Sławomir Neumann, były minister zdrowia oskarżony. "Cieszę się, że to trafiło do sądu"
Prokuratura Okręgowa w Jeleniej Górze skierowała do sądu akt oskarżenia przeciwko byłemu wiceministrowi zdrowia w rządzie PO-PSL, posłowi KO Sławomirowi Neumannowi oraz byłemu dyrektorowi Mazowieckiego NFZ Adamowi T. - Cieszę się, że to w końcu trafiło do sądu - mówi oskarżony poseł KO.
Prokuratura Okręgowa w Jeleniej Górze skierowała do sądu akt oskarżenia ws. oszustw przy kontraktowaniu i realizacji usług medycznych z zakresu okulistyki w Mazowieckim Oddziale Wojewódzkim Narodowego Funduszu Zdrowia w latach 2012-2014.

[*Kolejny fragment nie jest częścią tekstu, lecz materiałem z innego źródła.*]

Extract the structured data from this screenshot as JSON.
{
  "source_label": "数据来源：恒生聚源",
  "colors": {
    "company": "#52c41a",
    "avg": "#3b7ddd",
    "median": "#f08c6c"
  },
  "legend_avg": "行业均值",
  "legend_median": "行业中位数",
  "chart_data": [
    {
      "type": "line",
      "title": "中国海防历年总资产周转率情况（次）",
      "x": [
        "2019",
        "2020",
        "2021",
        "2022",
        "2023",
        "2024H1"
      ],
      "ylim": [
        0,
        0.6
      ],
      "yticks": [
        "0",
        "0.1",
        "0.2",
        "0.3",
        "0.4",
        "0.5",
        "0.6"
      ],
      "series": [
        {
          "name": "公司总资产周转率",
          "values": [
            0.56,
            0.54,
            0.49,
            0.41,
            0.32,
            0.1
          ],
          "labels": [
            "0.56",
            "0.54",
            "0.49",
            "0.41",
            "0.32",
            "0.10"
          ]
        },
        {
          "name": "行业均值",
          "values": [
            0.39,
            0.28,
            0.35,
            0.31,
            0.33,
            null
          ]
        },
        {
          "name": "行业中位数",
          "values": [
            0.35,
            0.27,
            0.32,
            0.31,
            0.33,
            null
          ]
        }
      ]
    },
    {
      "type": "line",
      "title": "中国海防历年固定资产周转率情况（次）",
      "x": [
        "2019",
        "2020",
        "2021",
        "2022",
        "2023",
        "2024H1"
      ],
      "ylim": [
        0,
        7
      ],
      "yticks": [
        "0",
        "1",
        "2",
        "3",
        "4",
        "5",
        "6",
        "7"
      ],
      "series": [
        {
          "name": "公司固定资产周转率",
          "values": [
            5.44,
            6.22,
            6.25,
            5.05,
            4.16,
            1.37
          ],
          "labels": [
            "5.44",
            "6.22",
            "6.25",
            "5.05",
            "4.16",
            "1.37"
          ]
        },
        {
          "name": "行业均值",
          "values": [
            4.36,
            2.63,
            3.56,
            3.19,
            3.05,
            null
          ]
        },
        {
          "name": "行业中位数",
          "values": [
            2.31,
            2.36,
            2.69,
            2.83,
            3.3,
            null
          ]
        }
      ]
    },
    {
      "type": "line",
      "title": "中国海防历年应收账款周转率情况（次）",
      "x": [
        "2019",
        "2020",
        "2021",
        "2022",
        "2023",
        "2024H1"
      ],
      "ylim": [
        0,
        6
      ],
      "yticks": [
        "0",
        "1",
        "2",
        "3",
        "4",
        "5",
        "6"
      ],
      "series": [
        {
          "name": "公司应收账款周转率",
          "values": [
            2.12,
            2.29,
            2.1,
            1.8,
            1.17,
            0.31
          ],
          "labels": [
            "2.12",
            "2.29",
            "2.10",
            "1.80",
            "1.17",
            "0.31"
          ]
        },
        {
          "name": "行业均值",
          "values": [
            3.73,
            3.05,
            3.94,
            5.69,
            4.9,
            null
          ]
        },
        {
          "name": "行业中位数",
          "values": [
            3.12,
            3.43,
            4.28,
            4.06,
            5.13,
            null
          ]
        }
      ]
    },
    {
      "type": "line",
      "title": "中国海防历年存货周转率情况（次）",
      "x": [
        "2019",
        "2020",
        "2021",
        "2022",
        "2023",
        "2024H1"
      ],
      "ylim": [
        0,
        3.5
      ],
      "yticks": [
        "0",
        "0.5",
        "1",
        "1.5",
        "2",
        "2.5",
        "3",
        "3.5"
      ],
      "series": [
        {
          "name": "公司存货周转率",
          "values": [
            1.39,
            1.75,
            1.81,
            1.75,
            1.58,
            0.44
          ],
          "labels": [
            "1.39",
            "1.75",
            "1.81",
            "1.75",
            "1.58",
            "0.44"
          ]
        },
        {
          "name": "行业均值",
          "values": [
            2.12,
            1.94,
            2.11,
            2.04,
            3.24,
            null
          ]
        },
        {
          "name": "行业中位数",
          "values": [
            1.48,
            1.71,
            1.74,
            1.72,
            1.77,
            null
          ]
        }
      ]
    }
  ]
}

Aktem oskarżenia objęci zostali m.in. Sławomir Neumann, ówczesny wiceminister zdrowia oraz Adam T., ówczesny dyrektor Mazowieckiego Oddziału Wojewódzkiego Narodowego Funduszu Zdrowia.
Z informacji przekazanej we wtorek przez Prokuraturę Krajową wynika, że zarzuty dotyczą przekroczenia uprawnień służbowych w celu osiągnięcia korzyści majątkowych w kwocie 13,5 mln zł przez jedną z warszawskich klinik medycznych. Zdaniem śledczych oskarżeni mieli działać na szkodę pacjentów kliniki.
- Lecznica pobierała dodatkowe opłaty za zabiegi usunięcia zaćmy, mimo że były one w całości finansowane przez Narodowy Fundusz Zdrowia. W ten sposób wyłudziła od ponad 2000 pacjentów kwotę blisko 2,5 mln zł - wskazała prokuratura w komunikacie.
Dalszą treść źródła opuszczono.